A report published this week by Citizens for Responsibility and Ethics in Washington, a nonprofit watchdog group, showed how corporate money continued to support most of the 147 lawmakers who voted to overturn the election results.
In the last year, 717 companies and industry groups gave more than $18 million to 143 of those lawmakers. Businesses that pledged to stop or pause their donations to those lawmakers have since given nearly $2.4 million directly to their campaigns or leadership political action committees, according to CREW.
Many of the corporations that have donated are household names, including Boeing, Pfizer, General Motors, Ford Motor, AT&T and UPS. Trade groups such as the Chamber of Commerce have also continued to be big donors, with such associations, or their political actions committees, giving $7.67 million to political groups associated with lawmakers who voted to overturn the election or to PACs that support them.

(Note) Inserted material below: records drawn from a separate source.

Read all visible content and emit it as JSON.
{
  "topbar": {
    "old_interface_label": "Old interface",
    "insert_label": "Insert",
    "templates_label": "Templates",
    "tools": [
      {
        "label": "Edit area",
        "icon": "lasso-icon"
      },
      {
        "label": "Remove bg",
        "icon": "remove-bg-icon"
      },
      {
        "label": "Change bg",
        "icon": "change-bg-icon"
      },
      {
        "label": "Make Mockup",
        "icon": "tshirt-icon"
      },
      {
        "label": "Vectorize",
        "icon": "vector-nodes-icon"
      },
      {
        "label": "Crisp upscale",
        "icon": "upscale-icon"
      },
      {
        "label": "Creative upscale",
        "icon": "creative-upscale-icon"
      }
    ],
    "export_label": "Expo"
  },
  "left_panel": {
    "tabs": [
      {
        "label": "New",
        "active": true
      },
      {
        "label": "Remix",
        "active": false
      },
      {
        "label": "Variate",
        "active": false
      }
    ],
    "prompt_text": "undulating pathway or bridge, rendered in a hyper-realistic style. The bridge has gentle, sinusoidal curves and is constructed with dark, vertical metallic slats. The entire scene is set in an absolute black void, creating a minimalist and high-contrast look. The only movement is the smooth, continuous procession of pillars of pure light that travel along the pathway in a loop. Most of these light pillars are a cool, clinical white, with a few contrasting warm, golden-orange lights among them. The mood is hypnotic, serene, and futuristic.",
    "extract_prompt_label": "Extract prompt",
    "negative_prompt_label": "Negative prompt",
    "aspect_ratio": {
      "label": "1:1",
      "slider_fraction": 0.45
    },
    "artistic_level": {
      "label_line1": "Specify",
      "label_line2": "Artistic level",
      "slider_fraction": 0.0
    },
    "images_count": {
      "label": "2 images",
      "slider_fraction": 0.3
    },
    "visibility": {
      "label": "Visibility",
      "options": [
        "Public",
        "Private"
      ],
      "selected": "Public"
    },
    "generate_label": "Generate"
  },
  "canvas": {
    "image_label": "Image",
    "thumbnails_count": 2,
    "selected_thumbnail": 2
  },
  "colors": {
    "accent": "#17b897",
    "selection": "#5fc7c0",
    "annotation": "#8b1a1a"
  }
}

To be sure, many companies have kept their word and maintained their pause on donations. Jeffrey Sonnenfeld, a professor of leadership at the Yale School of Management, said his own research showed that a majority of corporations that pledged to slow or cease their PAC donations to election certification objectors had followed through with those promises.
According to the CREW report, more than half of the nearly 250 companies that said they would evaluate their political giving after the attack have not made a donation to the lawmakers who tried to stop the certification of the election. Microsoft has held firm on its pledge to cease donations to those lawmakers, and Hewlett-Packard decided to shut down its PAC entirely after Jan. 6.
But many companies have restarted campaign donations, with some saying they are doing so in the spirit of nonpartisanship.
“Our employee PAC program continues to observe longstanding principles of nonpartisan political engagement in support of our business interests,” said Trent Perrotto, a spokesman for the defense contractor Lockheed Martin, which contributed $145,000 to 72 lawmakers who voted against certifying the election.